He kissed me on the mouth and told me
Life is as hollow as the hat of a headless baby
And I laughed like hell
And he was like a drunken foxhole
And I said, enough of your talk
Of this bottomless pit
I know that the world
Is a stream without a bed and it's only in the hollow of its chest
That a river flows(Caetano Veloso, 1982)
In times of so much repetition, reproducibility, and disposability, there are few Brazilian artists who manage to build a trajectory that runs counter to the immediate demands of the market or more fashionable social issues. Adriano Costa (São Paulo, 1975) is one of them, precisely because of his rare appreciation for not particularizing the art debate around the immediacy of certain themes and histories. His politicization (of an aesthetic nature, by the way) is more subtle and appears when the works are shown together in the exhibition space, in the suggestion of their titles, and in the images that emerge from each exhibition.

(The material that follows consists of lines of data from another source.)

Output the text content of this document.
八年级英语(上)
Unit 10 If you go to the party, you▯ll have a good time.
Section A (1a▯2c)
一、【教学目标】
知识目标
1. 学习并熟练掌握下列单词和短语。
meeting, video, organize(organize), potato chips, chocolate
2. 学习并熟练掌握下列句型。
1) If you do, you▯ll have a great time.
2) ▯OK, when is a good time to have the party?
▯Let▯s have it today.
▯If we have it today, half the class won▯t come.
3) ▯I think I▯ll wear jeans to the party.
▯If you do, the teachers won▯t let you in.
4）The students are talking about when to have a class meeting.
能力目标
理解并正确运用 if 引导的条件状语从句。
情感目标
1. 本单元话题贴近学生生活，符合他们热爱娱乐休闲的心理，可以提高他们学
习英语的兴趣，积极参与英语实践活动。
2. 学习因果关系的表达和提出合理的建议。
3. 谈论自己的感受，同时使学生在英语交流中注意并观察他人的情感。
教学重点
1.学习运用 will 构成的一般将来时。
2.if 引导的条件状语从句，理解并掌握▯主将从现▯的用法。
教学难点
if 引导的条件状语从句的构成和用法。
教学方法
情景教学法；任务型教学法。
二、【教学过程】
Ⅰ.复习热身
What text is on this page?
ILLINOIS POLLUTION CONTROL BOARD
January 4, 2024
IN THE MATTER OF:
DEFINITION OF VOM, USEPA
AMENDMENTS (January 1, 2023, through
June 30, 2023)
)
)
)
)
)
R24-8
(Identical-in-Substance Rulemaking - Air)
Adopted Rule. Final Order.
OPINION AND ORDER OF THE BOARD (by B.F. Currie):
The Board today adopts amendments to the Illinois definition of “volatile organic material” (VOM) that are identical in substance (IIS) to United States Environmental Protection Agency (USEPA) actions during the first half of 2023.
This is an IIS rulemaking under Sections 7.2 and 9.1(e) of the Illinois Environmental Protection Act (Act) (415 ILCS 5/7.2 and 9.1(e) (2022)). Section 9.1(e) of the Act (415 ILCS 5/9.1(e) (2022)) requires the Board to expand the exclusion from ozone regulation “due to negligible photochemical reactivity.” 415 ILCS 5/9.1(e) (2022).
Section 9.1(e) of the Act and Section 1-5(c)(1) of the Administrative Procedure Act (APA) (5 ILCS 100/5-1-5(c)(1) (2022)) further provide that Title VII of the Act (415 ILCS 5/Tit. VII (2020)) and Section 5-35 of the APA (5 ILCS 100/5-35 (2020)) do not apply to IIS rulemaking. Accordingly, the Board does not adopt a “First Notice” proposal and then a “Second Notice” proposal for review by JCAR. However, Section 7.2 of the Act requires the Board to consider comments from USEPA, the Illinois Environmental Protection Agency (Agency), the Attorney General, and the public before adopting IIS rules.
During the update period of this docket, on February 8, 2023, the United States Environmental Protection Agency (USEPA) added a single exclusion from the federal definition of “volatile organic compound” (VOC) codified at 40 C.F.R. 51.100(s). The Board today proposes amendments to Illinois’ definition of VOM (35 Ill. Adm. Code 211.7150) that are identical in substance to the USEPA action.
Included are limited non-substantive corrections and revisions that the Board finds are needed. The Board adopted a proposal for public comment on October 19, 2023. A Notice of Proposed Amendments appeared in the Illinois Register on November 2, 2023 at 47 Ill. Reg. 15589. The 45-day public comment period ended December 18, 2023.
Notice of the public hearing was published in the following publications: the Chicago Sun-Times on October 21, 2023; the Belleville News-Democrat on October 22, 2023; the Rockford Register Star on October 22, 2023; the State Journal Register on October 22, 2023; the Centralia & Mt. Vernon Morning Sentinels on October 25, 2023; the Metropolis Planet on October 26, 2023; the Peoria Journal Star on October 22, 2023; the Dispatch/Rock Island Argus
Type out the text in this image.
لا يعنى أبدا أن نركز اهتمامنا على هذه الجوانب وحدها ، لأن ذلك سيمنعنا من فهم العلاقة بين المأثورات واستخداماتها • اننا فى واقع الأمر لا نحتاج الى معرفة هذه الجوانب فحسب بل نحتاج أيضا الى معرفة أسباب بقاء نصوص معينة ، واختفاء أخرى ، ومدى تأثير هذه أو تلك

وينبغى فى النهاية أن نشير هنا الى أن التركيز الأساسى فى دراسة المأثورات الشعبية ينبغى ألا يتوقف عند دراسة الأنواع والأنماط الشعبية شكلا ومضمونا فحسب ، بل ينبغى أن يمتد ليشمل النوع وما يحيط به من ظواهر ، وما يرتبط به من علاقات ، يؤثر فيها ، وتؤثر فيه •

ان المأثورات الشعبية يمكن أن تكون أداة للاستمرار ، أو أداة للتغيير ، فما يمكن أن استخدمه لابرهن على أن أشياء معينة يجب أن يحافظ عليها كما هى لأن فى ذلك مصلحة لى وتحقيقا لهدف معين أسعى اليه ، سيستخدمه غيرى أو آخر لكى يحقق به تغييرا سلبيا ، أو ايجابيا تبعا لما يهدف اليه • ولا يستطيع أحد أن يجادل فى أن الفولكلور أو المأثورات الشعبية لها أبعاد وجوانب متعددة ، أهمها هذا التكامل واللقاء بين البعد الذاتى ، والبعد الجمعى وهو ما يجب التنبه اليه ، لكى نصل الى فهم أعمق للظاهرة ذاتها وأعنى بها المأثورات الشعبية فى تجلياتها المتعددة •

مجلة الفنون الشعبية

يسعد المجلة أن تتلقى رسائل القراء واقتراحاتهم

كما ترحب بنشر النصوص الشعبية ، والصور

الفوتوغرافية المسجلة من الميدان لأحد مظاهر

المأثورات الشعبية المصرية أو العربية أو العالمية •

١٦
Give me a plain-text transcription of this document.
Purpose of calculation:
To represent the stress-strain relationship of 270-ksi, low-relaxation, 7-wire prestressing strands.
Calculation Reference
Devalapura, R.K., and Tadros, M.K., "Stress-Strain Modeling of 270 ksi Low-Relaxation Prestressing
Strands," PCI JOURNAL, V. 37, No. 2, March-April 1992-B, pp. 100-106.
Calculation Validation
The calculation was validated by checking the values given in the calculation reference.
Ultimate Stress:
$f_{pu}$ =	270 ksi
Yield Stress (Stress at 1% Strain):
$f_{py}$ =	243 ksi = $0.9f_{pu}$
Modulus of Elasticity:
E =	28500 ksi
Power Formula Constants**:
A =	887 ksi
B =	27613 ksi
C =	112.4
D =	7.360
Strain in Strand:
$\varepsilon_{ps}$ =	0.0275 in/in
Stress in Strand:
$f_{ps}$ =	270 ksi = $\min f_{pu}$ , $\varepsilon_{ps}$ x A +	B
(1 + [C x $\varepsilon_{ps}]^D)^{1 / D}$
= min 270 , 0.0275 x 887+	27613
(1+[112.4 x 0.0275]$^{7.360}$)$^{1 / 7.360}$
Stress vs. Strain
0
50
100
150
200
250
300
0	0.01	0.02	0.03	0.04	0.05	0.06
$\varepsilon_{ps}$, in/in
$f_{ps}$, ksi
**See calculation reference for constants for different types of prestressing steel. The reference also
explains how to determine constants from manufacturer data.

On the one hand, it is possible to anchor his production in the experimental and ecological verve of Hélio Oiticica and the irony and radical use of materials of the Geração 80, from Paulo Monteiro to Leda Catunda. It could be said that his production is rooted in this tradition. On the other hand, there is a strong dialogue with the international productions in vogue, such as some of the practices of the German Isa Genzken and the US artist Paul Thek, among others. These indirect links can be said to come from his constant contact with current production, a kind of perspective of presence in the face of what has been conceived in the creative universe of contemporary art.
As is well known, Adriano has gradually asserted his production in an international context: he follows an institutional circuit, often in residency programs or group exhibitions dealing with historical themes and processes, in addition to participating in the private circuit of galleries and independent spaces. Although he usually organizes the exhibition with distinct and independent works, the intercommunication that is established on site between the works and the space gives his production an amplified meaning. He never loses sight of this. In a way, it can be reductive to think of his works only as autonomous devices, detached from an exhibition context. However, it is part of his work to understand how each of the elements distributed in a given architectural space can generate a better dialogical relationship with the public.
From a public education at the School of Communication and Arts of the University of São Paulo, to working in a broader global context, without necessarily representing the label of Brazilian or Latin American artist, he remains steadfast in his intuitive purpose to bring the outside world into the inner universe of his art. In this purpose, we can also include a look at the reverberations of someone who has lived the cultural nightlife of São Paulo. And this is one of the possible themes of 1 metro de cabelo [1 meter of hair].